Chemoprevention of the ESSOs is the leading edge of cancer prevention, thereby reducing the incidence and mortality of cancer [8]. Previous studies have revealed that oxidative stress played a key role in the etiology of cancers [9]. ESSOs of chamomile (Ch) and garlic (Gar), natural anticancer and antioxidants, have been studied with respect to their protective effect of them and their capacity to scavenge free radicals damage that may lead to cancer [[10], [11], [12]]. In addition, Ch oil was found to be a potent polymerase antagonist relative to many other ESSOs and thereby has antitumor property [13]. Gar oil was reported as cell growth rate inhibitor by arresting the G2/M phase transition [14].

Although Ch and Gar oils have shown promising anticancer activities and chemoprevention, one of their major limitations is the poor water solubility [15,16]. The hydrophobic nature of these ESSOs can be overcome by solubilizing them in NE which is a dispersion system that combines the oil with water by the means of surfactants and cosurfactants [17].
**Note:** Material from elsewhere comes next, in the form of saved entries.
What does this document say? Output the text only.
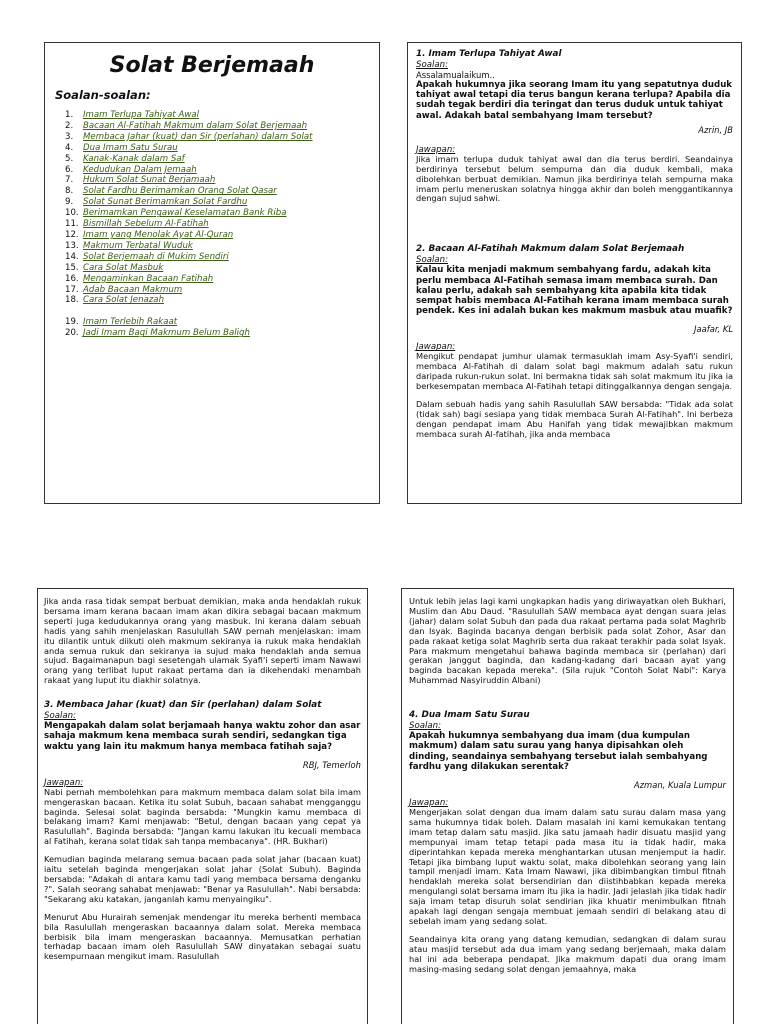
Solat Berjemaah
Soalan-soalan:
1.	Imam Terlupa Tahiyat Awal
2.	Bacaan Al-Fatihah Makmum dalam Solat Berjemaah
3.	Membaca Jahar (kuat) dan Sir (perlahan) dalam Solat
4.	Dua Imam Satu Surau
5.	Kanak-Kanak dalam Saf
6.	Kedudukan Dalam Jemaah
7.	Hukum Solat Sunat Berjamaah
8.	Solat Fardhu Berimamkan Orang Solat Qasar
9.	Solat Sunat Berimamkan Solat Fardhu
10. Berimamkan Pengawal Keselamatan Bank Riba
11. Bismillah Sebelum Al-Fatihah
12. Imam yang Menolak Ayat Al-Quran
13. Makmum Terbatal Wuduk
14. Solat Berjemaah di Mukim Sendiri
15. Cara Solat Masbuk
16. Mengaminkan Bacaan Fatihah
17. Adab Bacaan Makmum
18. Cara Solat Jenazah
19. Imam Terlebih Rakaat
20. Jadi Imam Bagi Makmum Belum Baligh
1. Imam Terlupa Tahiyat Awal
Soalan:
Assalamualaikum..
Apakah hukumnya jika seorang Imam itu yang sepatutnya duduk tahiyat awal tetapi dia terus bangun kerana terlupa? Apabila dia sudah tegak berdiri dia teringat dan terus duduk untuk tahiyat awal. Adakah batal sembahyang Imam tersebut?
Azrin, JB
Jawapan:
Jika imam terlupa duduk tahiyat awal dan dia terus berdiri. Seandainya berdirinya tersebut belum sempurna dan dia duduk kembali, maka dibolehkan berbuat demikian. Namun jika berdirinya telah sempurna maka imam perlu meneruskan solatnya hingga akhir dan boleh menggantikannya dengan sujud sahwi.
2. Bacaan Al-Fatihah Makmum dalam Solat Berjemaah
Soalan:
Kalau kita menjadi makmum sembahyang fardu, adakah kita perlu membaca Al-Fatihah semasa imam membaca surah. Dan kalau perlu, adakah sah sembahyang kita apabila kita tidak sempat habis membaca Al-Fatihah kerana imam membaca surah pendek. Kes ini adalah bukan kes makmum masbuk atau muafik?
Jaafar, KL
Jawapan:
Mengikut pendapat jumhur ulamak termasuklah imam Asy-Syafi'i sendiri, membaca Al-Fatihah di dalam solat bagi makmum adalah satu rukun daripada rukun-rukun solat. Ini bermakna tidak sah solat makmum itu jika ia berkesempatan membaca Al-Fatihah tetapi ditinggalkannya dengan sengaja.
Dalam sebuah hadis yang sahih Rasulullah SAW bersabda: "Tidak ada solat (tidak sah) bagi sesiapa yang tidak membaca Surah Al-Fatihah". Ini berbeza dengan pendapat imam Abu Hanifah yang tidak mewajibkan makmum membaca surah Al-fatihah, jika anda membaca
Jika anda rasa tidak sempat berbuat demikian, maka anda hendaklah rukuk bersama imam kerana bacaan imam akan dikira sebagai bacaan makmum seperti juga kedudukannya orang yang masbuk. Ini kerana dalam sebuah hadis yang sahih menjelaskan Rasulullah SAW pernah menjelaskan: imam itu dilantik untuk diikuti oleh makmum sekiranya ia rukuk maka hendaklah anda semua rukuk dan sekiranya ia sujud maka hendaklah anda semua sujud. Bagaimanapun bagi sesetengah ulamak Syafi'i seperti imam Nawawi orang yang terlibat luput rakaat pertama dan ia dikehendaki menambah rakaat yang luput itu diakhir solatnya.
3. Membaca Jahar (kuat) dan Sir (perlahan) dalam Solat
Soalan:
Mengapakah dalam solat berjamaah hanya waktu zohor dan asar sahaja makmum kena membaca surah sendiri, sedangkan tiga waktu yang lain itu makmum hanya membaca fatihah saja?
RBJ, Temerloh
Jawapan:
Nabi pernah membolehkan para makmum membaca dalam solat bila imam mengeraskan bacaan. Ketika itu solat Subuh, bacaan sahabat mengganggu baginda. Selesai solat baginda bersabda: "Mungkin kamu membaca di belakang imam? Kami menjawab: "Betul, dengan bacaan yang cepat ya Rasulullah". Baginda bersabda: "Jangan kamu lakukan itu kecuali membaca al Fatihah, kerana solat tidak sah tanpa membacanya". (HR. Bukhari)
Kemudian baginda melarang semua bacaan pada solat jahar (bacaan kuat) iaitu setelah baginda mengerjakan solat jahar (Solat Subuh). Baginda bersabda: "Adakah di antara kamu tadi yang membaca bersama denganku ?". Salah seorang sahabat menjawab: "Benar ya Rasulullah". Nabi bersabda: "Sekarang aku katakan, janganlah kamu menyaingiku".
Menurut Abu Hurairah semenjak mendengar itu mereka berhenti membaca bila Rasulullah mengeraskan bacaannya dalam solat. Mereka membaca berbisik bila imam mengeraskan bacaannya. Memusatkan perhatian terhadap bacaan imam oleh Rasulullah SAW dinyatakan sebagai suatu kesempurnaan mengikut imam. Rasulullah
Untuk lebih jelas lagi kami ungkapkan hadis yang diriwayatkan oleh Bukhari, Muslim dan Abu Daud. "Rasulullah SAW membaca ayat dengan suara jelas (jahar) dalam solat Subuh dan pada dua rakaat pertama pada solat Maghrib dan Isyak. Baginda bacanya dengan berbisik pada solat Zohor, Asar dan pada rakaat ketiga solat Maghrib serta dua rakaat terakhir pada solat Isyak. Para makmum mengetahui bahawa baginda membaca sir (perlahan) dari gerakan janggut baginda, dan kadang-kadang dari bacaan ayat yang baginda bacakan kepada mereka". (Sila rujuk "Contoh Solat Nabi": Karya Muhammad Nasyiruddin Albani)
4. Dua Imam Satu Surau
Soalan:
Apakah hukumnya sembahyang dua imam (dua kumpulan makmum) dalam satu surau yang hanya dipisahkan oleh dinding, seandainya sembahyang tersebut ialah sembahyang fardhu yang dilakukan serentak?
Azman, Kuala Lumpur
Jawapan:
Mengerjakan solat dengan dua imam dalam satu surau dalam masa yang sama hukumnya tidak boleh. Dalam masalah ini kami kemukakan tentang imam tetap dalam satu masjid. Jika satu jamaah hadir disuatu masjid yang mempunyai imam tetap tetapi pada masa itu ia tidak hadir, maka diperintahkan kepada mereka menghantarkan utusan menjemput ia hadir. Tetapi jika bimbang luput waktu solat, maka dibolehkan seorang yang lain tampil menjadi imam. Kata Imam Nawawi, jika dibimbangkan timbul fitnah hendaklah mereka solat bersendirian dan diistihbabkan kepada mereka mengulangi solat bersama imam itu jika ia hadir. Jadi jelaslah jika tidak hadir saja imam tetap disuruh solat sendirian jika khuatir menimbulkan fitnah apakah lagi dengan sengaja membuat jemaah sendiri di belakang atau di sebelah imam yang sedang solat.
Seandainya kita orang yang datang kemudian, sedangkan di dalam surau atau masjid tersebut ada dua imam yang sedang berjemaah, maka dalam hal ini ada beberapa pendapat. Jika makmum dapati dua orang imam masing-masing sedang solat dengan jemaahnya, maka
NE based on ESSOs of Ch or Gar may potentially enhance antineoplastic effects of the incorporated chemotherapeutic candidate on malignant tissues and reduce the cytotoxic effect on healthy cells due to the small size of the NE droplets and natural chemopreventive and chemotherapeutic effect of ESSOs. They may have great applications in drug delivery as they can be administered through various administration routes [18]. To our knowledge, this will be the first attempt to evaluate the in vitro efficacy and cytotoxic effects of the novel formulas MMC loaded -NEs based on either Ch or Gar ESSOs on the HeLa cell line.